Zhang Yanhong, a matchmaking consultant at Baihe, one of the country’s most popular dating sites, said many disheartened men had simply dropped out of the marriage market.
“This fixation on real estate has twisted the popular notion of love and marriage,” she said. “Women are putting economic factors above everything else when looking for a mate, and this is not a good thing for relationships or for society.”
The nation’s real-estate obsession is especially noteworthy given China’s relatively recent embrace of home ownership.
The sale of residential property was not allowed until the late 1980s, and even then under a leasehold system that gives buyers 70 years of ownership. Today, about two-thirds of all Chinese under 40 own their own homes, slightly higher than the average for Americans of the same age group.
With few other outlets for investment (those who park their money in a Chinese bank effectively lose money, given low interest rates and high inflation), many families have been plowing their savings into apartments, spurring what some economists describe as a bubble.
Han Han, one of China’s most widely read bloggers, frequently assails the government policies that he and many economists say have contributed to rapidly rising prices.
In an interview, he said one consequence of the single-minded focus on real estate, or on earning the money to make mortgage payments and repay family loans, is that young people have little time for anything else. “We’ve created a generation of young people whose sole ambition is to have a piece of property under their name,” he said.
Like many anxious bachelors, Yang Xuning, 29, a sportswriter from Beijing, said much of the pressure comes from parents who feel taunted by the wealth around them.
He recalls his first meeting with his girlfriend’s parents in Shanghai last winter, when he was asked about his salary and his nesting plans. “I tried to reason with her mother, explaining that it’s not practical to buy something at this stage in our lives but she wouldn’t hear it,” he said.
He stood his ground, she stood hers, and a few months later, on the second anniversary of their relationship, Mr. Yang’s girlfriend called it quits.
“A lot of girls, encouraged by their parents, see marriage as a way of instantly changing their status without the hard work,” he said bitterly.

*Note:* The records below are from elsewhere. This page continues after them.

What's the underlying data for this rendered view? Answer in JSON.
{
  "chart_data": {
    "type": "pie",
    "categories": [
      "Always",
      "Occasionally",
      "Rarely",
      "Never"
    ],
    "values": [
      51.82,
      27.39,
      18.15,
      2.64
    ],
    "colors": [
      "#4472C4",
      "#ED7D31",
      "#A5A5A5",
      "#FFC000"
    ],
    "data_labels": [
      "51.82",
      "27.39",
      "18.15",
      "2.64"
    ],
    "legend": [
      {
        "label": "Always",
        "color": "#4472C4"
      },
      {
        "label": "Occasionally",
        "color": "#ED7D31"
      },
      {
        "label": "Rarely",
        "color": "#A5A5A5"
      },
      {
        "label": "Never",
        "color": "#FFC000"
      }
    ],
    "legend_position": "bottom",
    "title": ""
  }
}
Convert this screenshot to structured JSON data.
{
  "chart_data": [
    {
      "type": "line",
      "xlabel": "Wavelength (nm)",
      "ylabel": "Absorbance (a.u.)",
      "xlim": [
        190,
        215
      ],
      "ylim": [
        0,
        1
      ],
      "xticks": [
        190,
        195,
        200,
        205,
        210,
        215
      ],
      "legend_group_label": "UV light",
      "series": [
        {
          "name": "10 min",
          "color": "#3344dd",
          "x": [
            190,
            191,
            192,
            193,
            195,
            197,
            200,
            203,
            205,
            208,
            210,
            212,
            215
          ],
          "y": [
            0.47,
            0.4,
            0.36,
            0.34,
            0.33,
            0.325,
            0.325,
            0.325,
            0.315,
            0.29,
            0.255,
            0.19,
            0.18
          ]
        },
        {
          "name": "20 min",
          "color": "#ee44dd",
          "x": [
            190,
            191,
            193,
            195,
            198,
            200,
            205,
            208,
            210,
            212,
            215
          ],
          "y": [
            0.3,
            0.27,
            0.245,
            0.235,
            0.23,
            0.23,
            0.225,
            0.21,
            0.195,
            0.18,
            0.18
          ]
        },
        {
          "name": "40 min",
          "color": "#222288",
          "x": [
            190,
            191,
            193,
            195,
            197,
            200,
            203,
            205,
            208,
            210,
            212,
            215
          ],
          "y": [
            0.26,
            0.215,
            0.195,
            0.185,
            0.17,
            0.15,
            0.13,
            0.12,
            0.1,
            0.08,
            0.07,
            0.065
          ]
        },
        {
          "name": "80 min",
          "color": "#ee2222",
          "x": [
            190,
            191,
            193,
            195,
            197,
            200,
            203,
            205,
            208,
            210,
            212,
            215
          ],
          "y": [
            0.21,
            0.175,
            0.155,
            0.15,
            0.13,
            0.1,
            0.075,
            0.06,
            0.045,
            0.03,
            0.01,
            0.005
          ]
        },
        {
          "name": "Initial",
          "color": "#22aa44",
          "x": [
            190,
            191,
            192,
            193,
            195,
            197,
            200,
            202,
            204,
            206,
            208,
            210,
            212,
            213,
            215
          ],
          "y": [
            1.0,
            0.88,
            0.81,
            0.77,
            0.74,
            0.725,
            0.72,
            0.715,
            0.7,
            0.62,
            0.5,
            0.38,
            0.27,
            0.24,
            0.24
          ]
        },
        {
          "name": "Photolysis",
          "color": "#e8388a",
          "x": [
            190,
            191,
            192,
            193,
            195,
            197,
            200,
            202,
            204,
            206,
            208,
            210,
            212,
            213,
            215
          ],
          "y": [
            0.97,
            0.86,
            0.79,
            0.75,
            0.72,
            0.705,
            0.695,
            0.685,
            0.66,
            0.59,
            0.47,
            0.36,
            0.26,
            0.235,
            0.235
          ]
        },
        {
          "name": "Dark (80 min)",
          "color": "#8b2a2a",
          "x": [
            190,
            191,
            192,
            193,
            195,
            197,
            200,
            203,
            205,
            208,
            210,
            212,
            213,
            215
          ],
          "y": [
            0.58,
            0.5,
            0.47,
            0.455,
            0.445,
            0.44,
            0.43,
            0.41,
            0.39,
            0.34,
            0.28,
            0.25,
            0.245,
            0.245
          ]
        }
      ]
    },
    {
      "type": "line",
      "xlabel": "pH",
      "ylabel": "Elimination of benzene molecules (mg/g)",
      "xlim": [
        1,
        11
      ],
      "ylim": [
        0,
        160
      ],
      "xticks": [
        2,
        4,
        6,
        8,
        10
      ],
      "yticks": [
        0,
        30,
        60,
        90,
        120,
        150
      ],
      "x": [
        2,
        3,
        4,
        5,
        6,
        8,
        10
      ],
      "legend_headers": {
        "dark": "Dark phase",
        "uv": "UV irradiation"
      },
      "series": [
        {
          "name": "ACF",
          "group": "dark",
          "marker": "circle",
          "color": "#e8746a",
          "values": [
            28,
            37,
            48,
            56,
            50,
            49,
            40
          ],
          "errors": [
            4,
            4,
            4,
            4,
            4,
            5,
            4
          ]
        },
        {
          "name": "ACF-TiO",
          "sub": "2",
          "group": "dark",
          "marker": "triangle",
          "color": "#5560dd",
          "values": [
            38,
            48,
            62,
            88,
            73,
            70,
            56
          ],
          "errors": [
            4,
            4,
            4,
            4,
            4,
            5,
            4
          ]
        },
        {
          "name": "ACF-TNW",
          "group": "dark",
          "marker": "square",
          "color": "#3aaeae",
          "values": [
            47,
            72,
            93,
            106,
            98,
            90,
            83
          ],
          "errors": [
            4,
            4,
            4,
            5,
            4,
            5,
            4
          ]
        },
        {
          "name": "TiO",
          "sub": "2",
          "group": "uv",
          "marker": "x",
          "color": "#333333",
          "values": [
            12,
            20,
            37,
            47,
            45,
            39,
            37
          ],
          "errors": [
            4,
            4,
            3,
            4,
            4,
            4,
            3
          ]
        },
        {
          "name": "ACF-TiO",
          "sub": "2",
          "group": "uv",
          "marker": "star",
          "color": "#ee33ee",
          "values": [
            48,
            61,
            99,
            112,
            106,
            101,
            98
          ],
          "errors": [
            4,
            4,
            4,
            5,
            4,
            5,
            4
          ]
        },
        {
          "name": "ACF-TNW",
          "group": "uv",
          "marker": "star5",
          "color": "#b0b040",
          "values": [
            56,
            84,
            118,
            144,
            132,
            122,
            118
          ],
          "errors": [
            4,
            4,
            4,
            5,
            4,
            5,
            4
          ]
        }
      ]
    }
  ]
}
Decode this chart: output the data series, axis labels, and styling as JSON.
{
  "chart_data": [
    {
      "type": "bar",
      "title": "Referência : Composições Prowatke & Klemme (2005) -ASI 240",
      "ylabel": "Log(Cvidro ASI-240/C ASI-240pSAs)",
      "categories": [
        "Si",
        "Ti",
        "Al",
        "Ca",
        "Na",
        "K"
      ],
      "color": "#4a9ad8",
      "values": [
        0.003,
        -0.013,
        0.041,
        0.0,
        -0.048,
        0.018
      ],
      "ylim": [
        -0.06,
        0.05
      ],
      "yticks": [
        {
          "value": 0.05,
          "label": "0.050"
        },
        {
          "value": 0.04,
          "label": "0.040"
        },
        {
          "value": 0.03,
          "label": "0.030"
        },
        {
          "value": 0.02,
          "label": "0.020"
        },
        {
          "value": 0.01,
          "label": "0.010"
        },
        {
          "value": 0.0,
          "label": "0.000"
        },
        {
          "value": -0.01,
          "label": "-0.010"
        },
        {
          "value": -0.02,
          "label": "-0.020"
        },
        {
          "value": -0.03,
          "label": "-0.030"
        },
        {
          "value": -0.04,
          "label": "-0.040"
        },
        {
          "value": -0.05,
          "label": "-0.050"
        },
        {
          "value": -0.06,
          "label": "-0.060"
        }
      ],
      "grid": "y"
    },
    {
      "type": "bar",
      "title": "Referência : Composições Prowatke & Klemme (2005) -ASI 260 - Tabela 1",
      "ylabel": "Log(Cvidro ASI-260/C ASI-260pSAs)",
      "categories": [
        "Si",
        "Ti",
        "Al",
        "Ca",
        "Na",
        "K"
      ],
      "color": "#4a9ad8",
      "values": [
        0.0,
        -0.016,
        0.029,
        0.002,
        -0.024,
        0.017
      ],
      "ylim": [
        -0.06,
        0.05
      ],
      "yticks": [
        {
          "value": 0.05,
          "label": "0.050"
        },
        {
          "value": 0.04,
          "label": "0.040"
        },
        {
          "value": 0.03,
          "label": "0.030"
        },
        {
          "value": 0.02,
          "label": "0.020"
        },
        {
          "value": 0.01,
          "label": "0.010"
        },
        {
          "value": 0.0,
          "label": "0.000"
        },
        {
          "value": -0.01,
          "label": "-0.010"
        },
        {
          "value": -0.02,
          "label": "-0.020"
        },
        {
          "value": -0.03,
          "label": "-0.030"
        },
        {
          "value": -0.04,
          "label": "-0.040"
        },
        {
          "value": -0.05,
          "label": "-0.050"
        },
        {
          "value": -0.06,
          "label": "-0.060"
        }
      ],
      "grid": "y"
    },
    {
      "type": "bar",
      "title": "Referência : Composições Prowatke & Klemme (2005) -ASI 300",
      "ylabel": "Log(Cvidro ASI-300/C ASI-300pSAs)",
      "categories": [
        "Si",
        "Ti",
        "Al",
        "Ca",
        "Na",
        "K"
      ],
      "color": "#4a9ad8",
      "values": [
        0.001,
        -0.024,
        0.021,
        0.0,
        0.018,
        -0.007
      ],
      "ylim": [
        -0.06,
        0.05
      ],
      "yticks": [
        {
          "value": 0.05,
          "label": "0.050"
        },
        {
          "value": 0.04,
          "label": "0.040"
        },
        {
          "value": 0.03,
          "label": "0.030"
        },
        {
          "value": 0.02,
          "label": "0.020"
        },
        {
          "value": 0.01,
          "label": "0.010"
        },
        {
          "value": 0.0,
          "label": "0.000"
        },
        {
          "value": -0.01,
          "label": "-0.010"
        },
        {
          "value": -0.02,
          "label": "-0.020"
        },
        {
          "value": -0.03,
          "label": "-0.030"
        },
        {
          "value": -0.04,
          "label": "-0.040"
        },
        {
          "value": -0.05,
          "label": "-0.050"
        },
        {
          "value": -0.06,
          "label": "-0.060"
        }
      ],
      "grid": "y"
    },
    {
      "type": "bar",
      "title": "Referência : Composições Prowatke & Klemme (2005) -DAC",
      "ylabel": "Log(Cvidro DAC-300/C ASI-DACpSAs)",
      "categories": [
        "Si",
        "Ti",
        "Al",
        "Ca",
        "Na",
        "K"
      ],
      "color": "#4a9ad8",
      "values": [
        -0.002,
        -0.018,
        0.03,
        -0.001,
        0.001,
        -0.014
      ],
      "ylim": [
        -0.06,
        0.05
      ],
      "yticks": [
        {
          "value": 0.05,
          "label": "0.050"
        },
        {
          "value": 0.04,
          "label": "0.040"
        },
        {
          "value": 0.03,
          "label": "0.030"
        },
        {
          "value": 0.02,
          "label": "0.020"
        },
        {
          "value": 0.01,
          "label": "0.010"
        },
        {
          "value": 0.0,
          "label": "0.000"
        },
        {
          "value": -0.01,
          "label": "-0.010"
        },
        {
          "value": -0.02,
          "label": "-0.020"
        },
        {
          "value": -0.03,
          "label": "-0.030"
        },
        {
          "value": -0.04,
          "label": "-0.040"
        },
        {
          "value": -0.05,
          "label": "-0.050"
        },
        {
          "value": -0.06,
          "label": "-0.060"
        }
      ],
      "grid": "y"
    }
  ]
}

Many women are unapologetic about their priorities, citing the age-old tradition in which men provided a home for their brides, even if that home came with a mother-in-law.
There are also other concerns, including the instability of starting a family in rented premises and the endless badgering of parents.
Status also plays a role, but so, too, do fears that those who put off buying will be priced out of the market indefinitely.
Gao Yanan, a 27-year-old accountant with a fondness for Ray-Bans and Zara pantsuits, said the matter was not up for debate. “It’s the guy’s responsibility to tell a girl right away whether he owns an apartment,” she said. “It gives her a chance not to fall in love.”
With such women on the prowl, even men who do have their own homes have come up with techniques to weed out the covetous and the inordinately materialistic.
Liu Binbin, 30, an editor at a publishing house in Beijing, said he often arrived at first dates by bus, even though he owned a car. “If they ask me questions like ‘Do you live with your parents?’ I know what they’re after,” he said.
Mr. Liu said he went on 20 unfulfilling blind dates until finding a suitable girlfriend last year. He said he knew she was the one after passing the three-month mark.
“The whole time she thought I didn’t own an apartment and she still wanted me,” he said. “Someone like that is rare.”